After the success of Dracula in 1931, Bel Lugosi took the lead in a trio of Edgar Allan Poe adaptations for Universal Pictures. The Murders In The Rue Morgue, The Black Cat and The Raven feature Lugosi at his best and the latter two also feature fellow horror icon and Universal star Boris Karloff.
Off-screen Lugosi had a dislike for Karloff because he felt that the Frankenstein star got preferential treatment from Universal, including better billing (‘Karloff’) and a greater salary. This might be true, but Lugosi more than shows his skill as as performer in these classic movies. The actor was surrounded by demons on and off screen, and his place in horror iconography is assured because of Dracula (which often frustrated him), but these Poe films show that there was much more to him than the Prince of Darkness.
The three movies are perfect examples of how Universal Pictures became a success by crafting a wonderful collection of horror movies throughout the 1930s after its early successes with Dracula and Frankenstein. It’s something of a misnomer to say that they’re adaptations of Edgar Allan Poe‘s stories as they have little to do with the author’s work, aside from their titles. However, this doesn’t stop them from being prime examples of horror’s golden age.
Robert Foley’ The Murders In The Rue Morgue (1932) is wonderfully expressionistic murder-mystery with beautiful cinematography and set design. It features a scenery chewing Lugosi as the side-show circus man with the killer gorilla who is terrorising the streets of Paris.

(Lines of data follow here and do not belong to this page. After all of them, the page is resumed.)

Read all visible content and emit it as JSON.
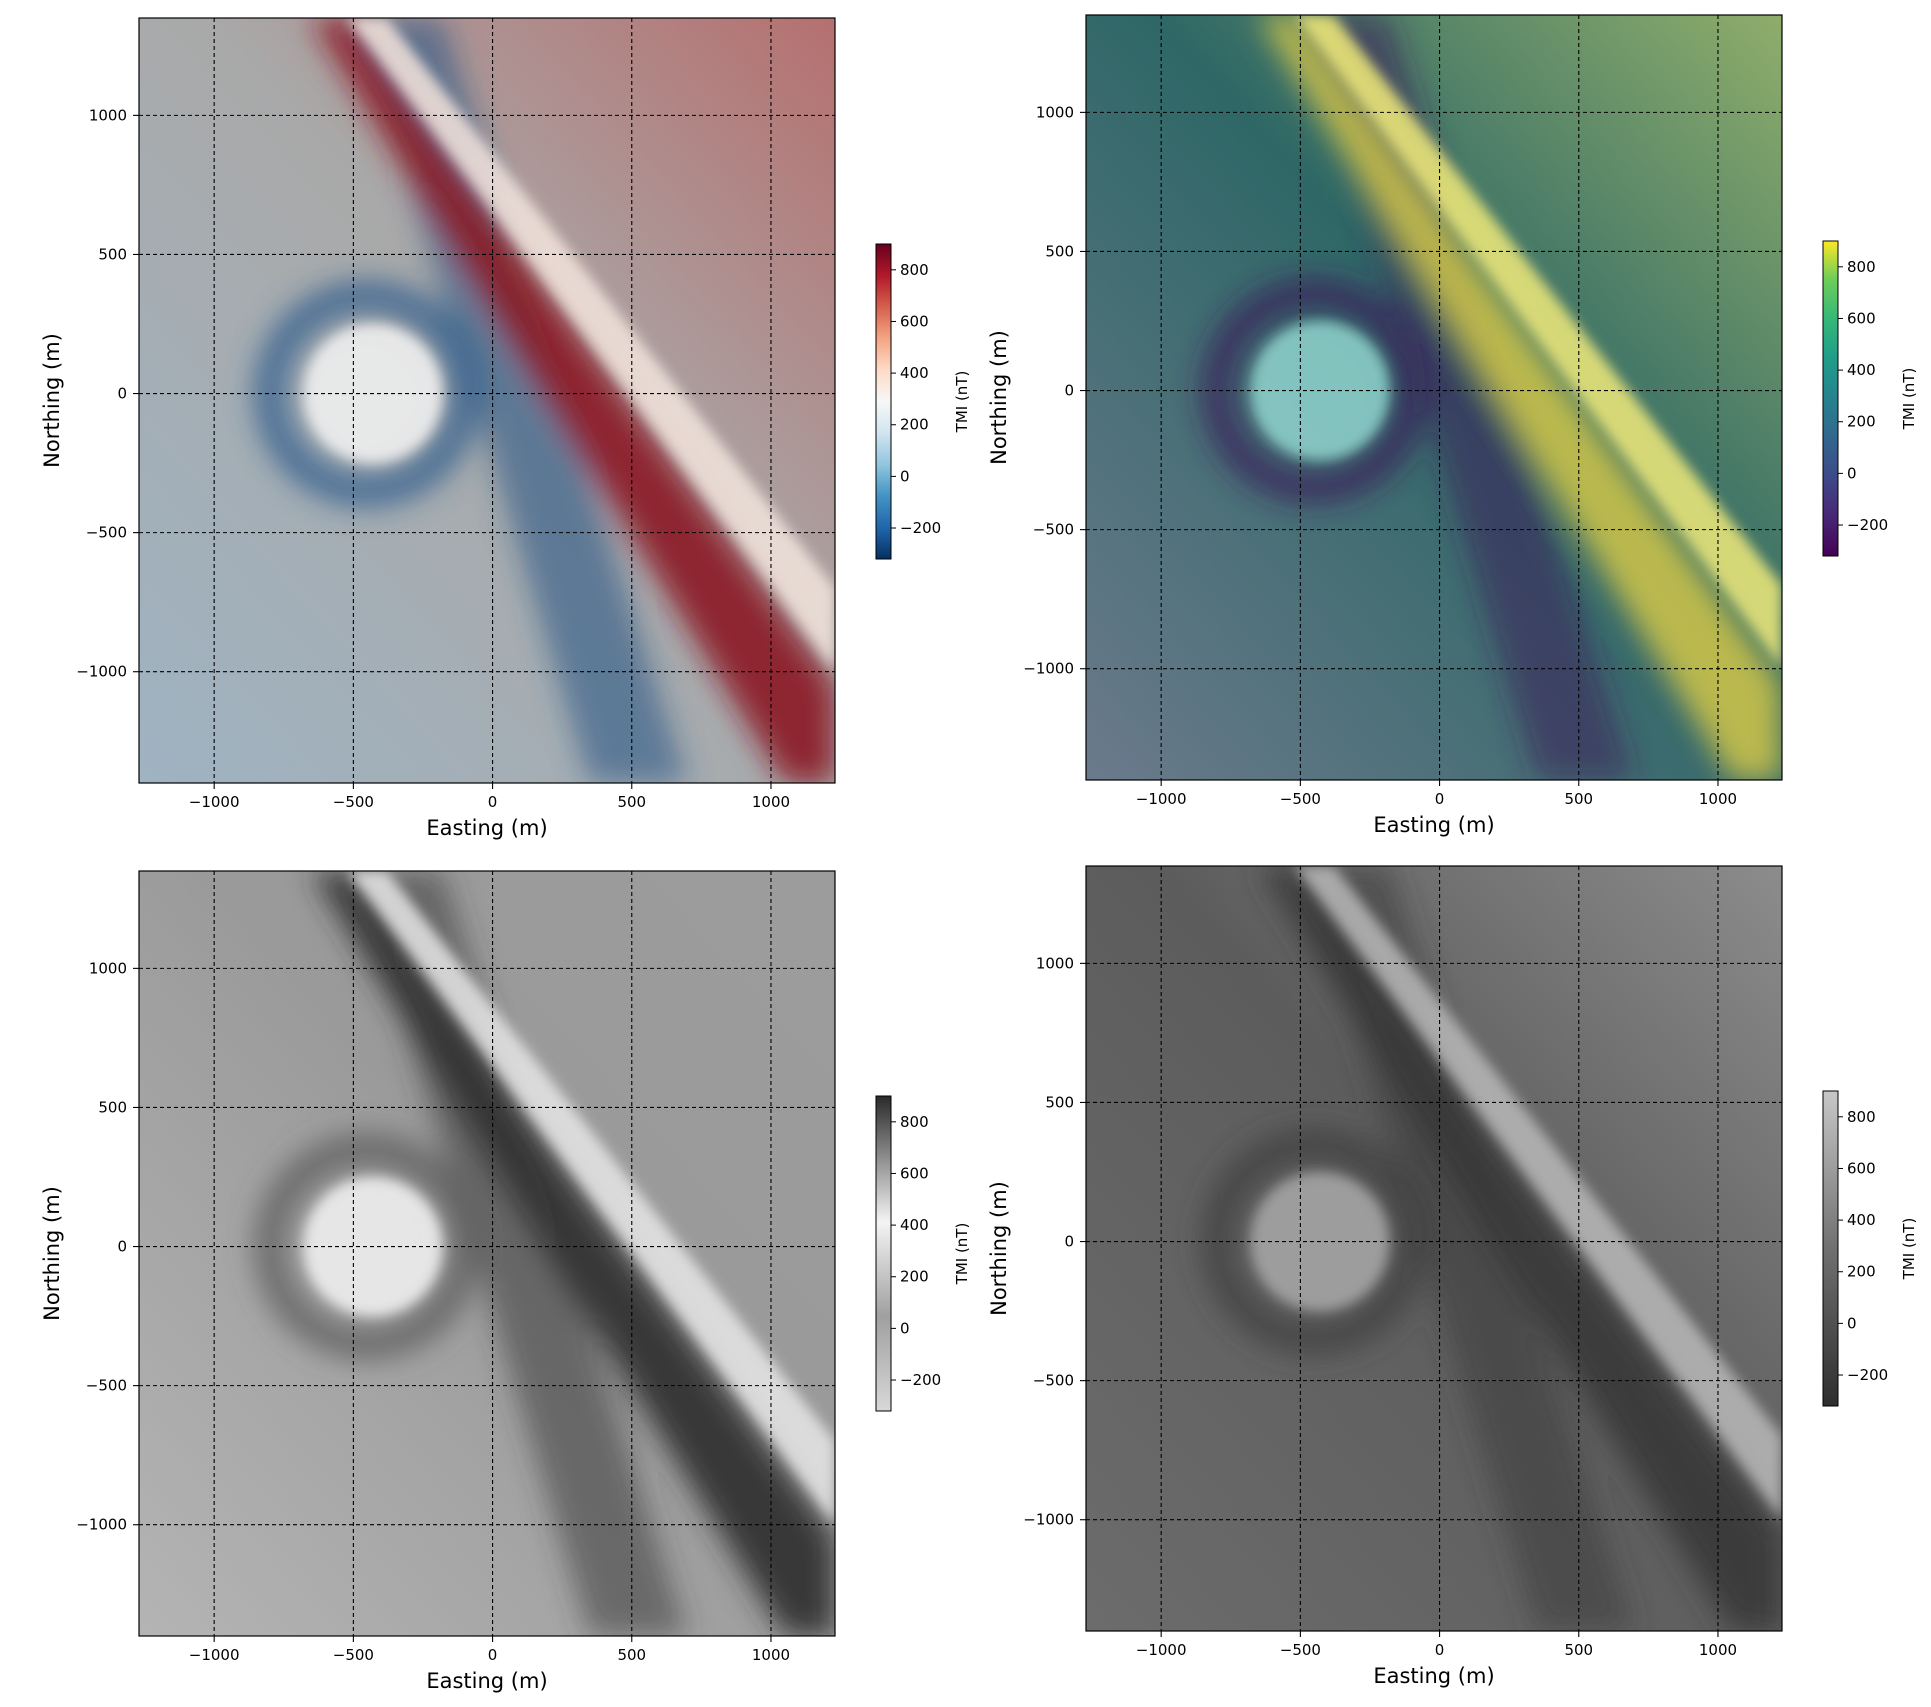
{
  "chart_data": [
    {
      "type": "heatmap",
      "colormap": "RdBu_r",
      "title": "",
      "xlabel": "Easting (m)",
      "ylabel": "Northing (m)",
      "colorbar_label": "TMI (nT)",
      "xlim": [
        -1270,
        1230
      ],
      "ylim": [
        -1400,
        1350
      ],
      "clim": [
        -320,
        900
      ],
      "xticks": [
        -1000,
        -500,
        0,
        500,
        1000
      ],
      "yticks": [
        -1000,
        -500,
        0,
        500,
        1000
      ],
      "cbar_ticks": [
        -200,
        0,
        200,
        400,
        600,
        800
      ],
      "tick_labels_x": [
        "−1000",
        "−500",
        "0",
        "500",
        "1000"
      ],
      "tick_labels_y": [
        "−1000",
        "−500",
        "0",
        "500",
        "1000"
      ],
      "cbar_tick_labels": [
        "−200",
        "0",
        "200",
        "400",
        "600",
        "800"
      ],
      "grid": true,
      "hillshade": false,
      "features": "Dipolar circular anomaly centred near (-450, 0) and a NW-SE trending dyke (high) from (-650, 1350) to (1230, -1000)"
    },
    {
      "type": "heatmap",
      "colormap": "viridis",
      "title": "",
      "xlabel": "Easting (m)",
      "ylabel": "Northing (m)",
      "colorbar_label": "TMI (nT)",
      "xlim": [
        -1270,
        1230
      ],
      "ylim": [
        -1400,
        1350
      ],
      "clim": [
        -320,
        900
      ],
      "xticks": [
        -1000,
        -500,
        0,
        500,
        1000
      ],
      "yticks": [
        -1000,
        -500,
        0,
        500,
        1000
      ],
      "cbar_ticks": [
        -200,
        0,
        200,
        400,
        600,
        800
      ],
      "tick_labels_x": [
        "−1000",
        "−500",
        "0",
        "500",
        "1000"
      ],
      "tick_labels_y": [
        "−1000",
        "−500",
        "0",
        "500",
        "1000"
      ],
      "cbar_tick_labels": [
        "−200",
        "0",
        "200",
        "400",
        "600",
        "800"
      ],
      "grid": true,
      "hillshade": true,
      "features": "Same TMI grid with hillshade overlay"
    },
    {
      "type": "heatmap",
      "colormap": "gray_r",
      "title": "",
      "xlabel": "Easting (m)",
      "ylabel": "Northing (m)",
      "colorbar_label": "TMI (nT)",
      "xlim": [
        -1270,
        1230
      ],
      "ylim": [
        -1400,
        1350
      ],
      "clim": [
        -320,
        900
      ],
      "xticks": [
        -1000,
        -500,
        0,
        500,
        1000
      ],
      "yticks": [
        -1000,
        -500,
        0,
        500,
        1000
      ],
      "cbar_ticks": [
        -200,
        0,
        200,
        400,
        600,
        800
      ],
      "tick_labels_x": [
        "−1000",
        "−500",
        "0",
        "500",
        "1000"
      ],
      "tick_labels_y": [
        "−1000",
        "−500",
        "0",
        "500",
        "1000"
      ],
      "cbar_tick_labels": [
        "−200",
        "0",
        "200",
        "400",
        "600",
        "800"
      ],
      "grid": true,
      "hillshade": false,
      "features": "Greyscale rendering of TMI grid"
    },
    {
      "type": "heatmap",
      "colormap": "gray",
      "title": "",
      "xlabel": "Easting (m)",
      "ylabel": "Northing (m)",
      "colorbar_label": "TMI (nT)",
      "xlim": [
        -1270,
        1230
      ],
      "ylim": [
        -1400,
        1350
      ],
      "clim": [
        -320,
        900
      ],
      "xticks": [
        -1000,
        -500,
        0,
        500,
        1000
      ],
      "yticks": [
        -1000,
        -500,
        0,
        500,
        1000
      ],
      "cbar_ticks": [
        -200,
        0,
        200,
        400,
        600,
        800
      ],
      "tick_labels_x": [
        "−1000",
        "−500",
        "0",
        "500",
        "1000"
      ],
      "tick_labels_y": [
        "−1000",
        "−500",
        "0",
        "500",
        "1000"
      ],
      "cbar_tick_labels": [
        "−200",
        "0",
        "200",
        "400",
        "600",
        "800"
      ],
      "grid": true,
      "hillshade": true,
      "features": "Greyscale shaded-relief rendering (low contrast)"
    }
  ]
}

Edgar G. Ulmer’s The Black Cat (1934) sees Lugosi face-off against Karloff’s satanic necrophiliac. Universal’s biggest hit of 1934, the film once again features superb set design, alongside some wonderfully looming tension.
In Lew Landers’ The Raven Lugosi plays an evil surgeon with a penchant for torture and sadism. This time around Karloff takes the role of criminal who is tortured by the doctor when he seeks refuge.
All three films were made before the Motion Picture Production Code’s set of moral guidelines, so there’s a darkness and freedom to the movies which is lacking in many subsequent horrors (necrophilia!). The Black Cat is the best of the bunch, but all three film have much to recommend.
Once again Eureka!’s Masters Of Cinema series delivers an outstanding release. This 2-disc set includes beautifully presented versions of all three films and commentaries, essays and old radio plays from Peter Lorre and Lugosi and Karloff. Stunning.